Lancé en 2009 dans la Silicon Valley californienne et depuis 2014 à Montréal, cet événement gratuit vise à développer les compétences en technologie et en entrepreneuriat chez les jeunes filles. « Nous voulons éradiquer les tabous qui entourent les menstruations, donner de l’information et permettre aux jeunes filles d’avoir accès à des protections hygiéniques », lance Divita, dont l’équipe de trois pays (Canada, Inde et Nigéria) a décroché un premier prix dans la catégorie Senior.
Ce concours d’entrepreneuriat technologique pour les filles avait réuni de manière virtuelle, le 15 mai, les équipes des antennes de Montréal et de Gatineau/Ottawa. Ces 24 projets, conçus et présentés par des équipes de deux à cinq filles âgées de 10 à 18 ans, proposaient des solutions innovantes à des problèmes d’importance pour la communauté et même la planète —changements climatiques, réduction de notre empreinte écologique, alimentation saine et accessible, etc.
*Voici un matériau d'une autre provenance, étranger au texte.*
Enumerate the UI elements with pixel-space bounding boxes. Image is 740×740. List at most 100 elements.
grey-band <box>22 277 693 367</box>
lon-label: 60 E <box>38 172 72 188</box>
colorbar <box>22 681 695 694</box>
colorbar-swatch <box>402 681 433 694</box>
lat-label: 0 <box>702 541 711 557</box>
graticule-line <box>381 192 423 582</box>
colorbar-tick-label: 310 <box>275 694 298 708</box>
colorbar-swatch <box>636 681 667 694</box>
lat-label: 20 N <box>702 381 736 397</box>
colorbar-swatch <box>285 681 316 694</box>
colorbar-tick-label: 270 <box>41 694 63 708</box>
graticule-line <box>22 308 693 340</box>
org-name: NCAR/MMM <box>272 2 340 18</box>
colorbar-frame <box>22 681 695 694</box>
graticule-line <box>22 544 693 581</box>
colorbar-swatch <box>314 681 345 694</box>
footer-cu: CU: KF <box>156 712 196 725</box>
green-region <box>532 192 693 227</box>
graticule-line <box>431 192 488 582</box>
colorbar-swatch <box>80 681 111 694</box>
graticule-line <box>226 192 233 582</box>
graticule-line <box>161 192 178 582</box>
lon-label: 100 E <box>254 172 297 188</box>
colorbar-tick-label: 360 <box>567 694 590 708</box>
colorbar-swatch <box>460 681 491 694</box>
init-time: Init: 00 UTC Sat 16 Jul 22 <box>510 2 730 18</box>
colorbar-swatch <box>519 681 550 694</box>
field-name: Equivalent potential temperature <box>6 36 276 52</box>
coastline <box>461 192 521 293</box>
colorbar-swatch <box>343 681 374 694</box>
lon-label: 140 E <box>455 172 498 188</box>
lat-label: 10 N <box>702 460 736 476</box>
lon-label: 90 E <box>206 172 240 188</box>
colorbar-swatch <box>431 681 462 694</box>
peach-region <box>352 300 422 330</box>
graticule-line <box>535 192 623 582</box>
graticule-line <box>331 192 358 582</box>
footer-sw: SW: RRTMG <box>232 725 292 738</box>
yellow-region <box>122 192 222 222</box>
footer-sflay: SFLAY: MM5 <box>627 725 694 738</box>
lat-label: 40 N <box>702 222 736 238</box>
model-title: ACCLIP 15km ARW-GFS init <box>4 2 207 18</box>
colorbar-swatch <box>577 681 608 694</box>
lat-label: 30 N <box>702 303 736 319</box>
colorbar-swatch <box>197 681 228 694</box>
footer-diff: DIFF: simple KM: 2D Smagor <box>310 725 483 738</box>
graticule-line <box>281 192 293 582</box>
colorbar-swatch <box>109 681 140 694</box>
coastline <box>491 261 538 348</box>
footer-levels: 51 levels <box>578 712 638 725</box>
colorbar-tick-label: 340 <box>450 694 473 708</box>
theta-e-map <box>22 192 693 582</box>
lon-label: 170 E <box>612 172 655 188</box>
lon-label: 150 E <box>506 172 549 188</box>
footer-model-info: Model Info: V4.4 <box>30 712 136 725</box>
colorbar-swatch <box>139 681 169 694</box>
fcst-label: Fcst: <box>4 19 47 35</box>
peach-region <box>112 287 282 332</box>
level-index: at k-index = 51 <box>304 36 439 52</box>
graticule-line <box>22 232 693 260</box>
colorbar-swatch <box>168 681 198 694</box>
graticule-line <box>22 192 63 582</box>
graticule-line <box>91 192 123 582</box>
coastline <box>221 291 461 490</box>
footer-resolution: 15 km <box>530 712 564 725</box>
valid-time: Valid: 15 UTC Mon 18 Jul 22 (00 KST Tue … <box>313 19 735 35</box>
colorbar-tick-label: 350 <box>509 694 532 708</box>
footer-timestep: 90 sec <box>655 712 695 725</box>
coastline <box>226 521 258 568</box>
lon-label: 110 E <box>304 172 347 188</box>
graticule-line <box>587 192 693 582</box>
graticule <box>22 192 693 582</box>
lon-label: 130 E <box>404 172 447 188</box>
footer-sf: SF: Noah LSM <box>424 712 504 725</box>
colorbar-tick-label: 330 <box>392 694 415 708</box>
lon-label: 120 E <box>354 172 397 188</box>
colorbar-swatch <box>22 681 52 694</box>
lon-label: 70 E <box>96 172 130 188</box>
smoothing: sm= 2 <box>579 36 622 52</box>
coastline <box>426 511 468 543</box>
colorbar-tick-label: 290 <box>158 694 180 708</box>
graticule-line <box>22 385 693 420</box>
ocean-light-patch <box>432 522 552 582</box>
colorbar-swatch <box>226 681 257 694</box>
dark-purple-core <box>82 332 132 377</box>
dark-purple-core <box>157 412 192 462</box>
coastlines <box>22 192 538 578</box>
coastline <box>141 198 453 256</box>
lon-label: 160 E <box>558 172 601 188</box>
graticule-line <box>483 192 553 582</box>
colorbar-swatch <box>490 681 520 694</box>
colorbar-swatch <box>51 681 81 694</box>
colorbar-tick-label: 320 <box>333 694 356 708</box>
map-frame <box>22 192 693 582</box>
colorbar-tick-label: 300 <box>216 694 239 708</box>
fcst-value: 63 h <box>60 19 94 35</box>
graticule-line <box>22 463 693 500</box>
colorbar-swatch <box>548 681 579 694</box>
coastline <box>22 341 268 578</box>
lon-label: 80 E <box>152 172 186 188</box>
Elles devaient aussi élaborer un plan d’affaires et « pitcher » leur projet devant quatre juges.
Ces projets s’inspirent des 17 grands objectifs de développement durable de l’ONU. « Déjà sensibilisées par l’action de Greta Thunberg, ces enjeux les interpellent, tout comme l’actualité avec le gaspillage alimentaire ou la violence domestique », explique la directrice de l’antenne montréalaise de Technovation, Stéphanie Jecrois. « Elles s’intéressent à ces sujets lourds et veulent aider à trouver une solution mais aussi conscientiser les autres jeunes. »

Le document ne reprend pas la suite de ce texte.